When I started working on the main part of the dissertation, my programming experience to date had been the two required digital history courses at George Mason University, an additional introduction to programming course, some hands-on experience in web development through my research assistantship at the Roy Rosenzweig Center for History and New Media, and a Rails Girls workshop. In retrospect, embarking on a technical project from that starting point was a bit over-ambitious. My initial design of the project included network analysis from the denominational Yearbooks and geospatial analysis of people, publications, and ideas, along with text analysis. While I still think that these additional modes of analysis would help illuminate the development of this particular group of people, these ideas have been bracketed for future iterations of the project.

I have been overly committed in this project to doing my own computational work, both because I am committed to the idea that one needs to grapple with the assumptions and implementation of computational and historical analysis when bringing the two modes of inquiry together and because of the gender politics of the field. I am, however, deeply indebted to many people who have given their time and energy to help me understand and troubleshoot the technical aspects of this project. Chief among these are Fred Gibbs, the Experimental Humanities Group at the Iliff School of Theology, Lincoln Mullen, who consulted on the network analysis piece of the project that was unfortunately tabled due to time constraints, Amanda Regan, Taylor Arnold, and Lauren Tilton. The computational work in this project is primarily my own, aside from a myriad of snippets gleaned from StackOverflow and the libraries and resources noted above. The one major external contribution was the workflow I used for moving model files from DigitalOcean, where I ran Mallet due to the size of the corpus, to AmazonS3 for storage and locally for use, which was set up by Jason Wieringa.


  1. Tanya A. Clement, “Where Is Methodology in Digital Humanities?” in Debates in the Digital Humanities (University of Minnesota Press, 2016), http://dhdebates.gc.cuny.edu/debates/text/65 argues that for digital humanities to be situated “within a humanist epistemological framework” it “must also entail an explicit articulation of … how our techniques are tied to theory.” She notes that “the hermeneutical methods associated with reading,” the default methodology in humanities studies, “remain largely unarticulated,” which further complicates the work of introducing new methods.

  2. This problem of source code is one of the core elements of Da’s recent critiques of recent work in computational literary analysis. Nan Z. Da, “The Computational Case Against Computational Literary Studies,” Critical Inquiry 45, no. 3 (2019): 601–39, https://www.journals.uchicago.edu/doi/10.1086/702594. These concerns are not unique to history or the humanities. As computation and data science gain ground in the sciences as a mechanism for knowledge production, similar questions around reproducibility and code are increasingly of central concern.

  3. Whether that myth of the individual author has ever been true is another question, as all intellectual work relies on a robust intellectual community.
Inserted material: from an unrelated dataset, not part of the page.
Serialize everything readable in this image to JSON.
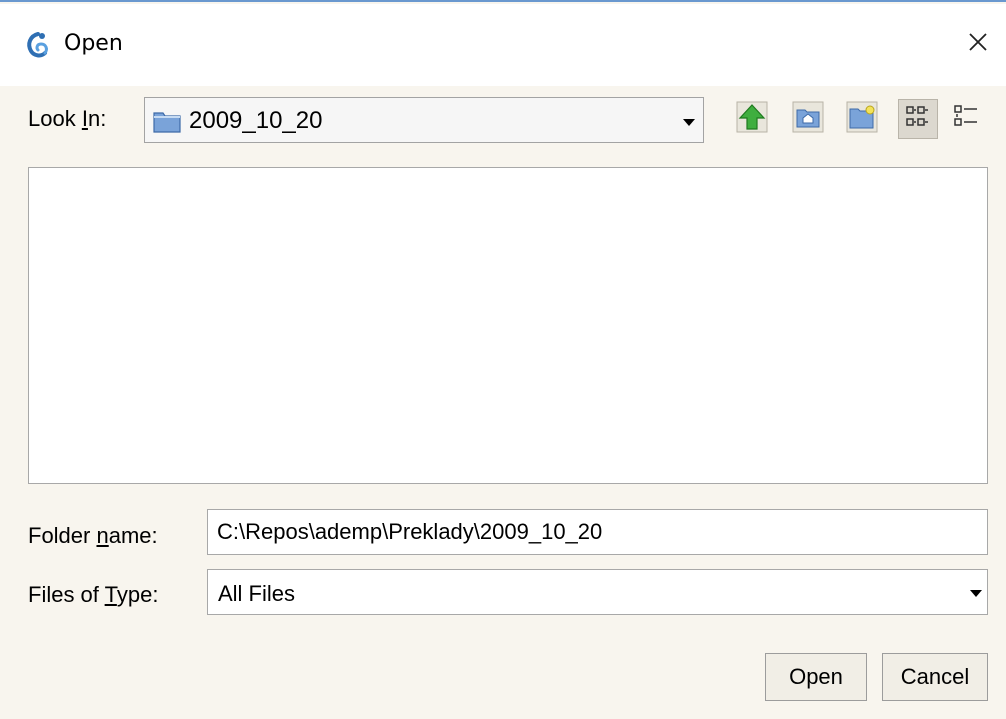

  4. Department of History Art History, “Digital Dissertation Guidelines,” 2019, https://historyarthistory.gmu.edu/graduate/phd-history/digital-dissertation-guidelines.

  5. Additionally, traditional dissertations may also benefit from such statements, particularly as software makes complex computational processes easier for non-technical users and such work is incorporated into traditional narrative prose.

  6. A list of the titles I used for the dissertation is included in the bibliography of the project.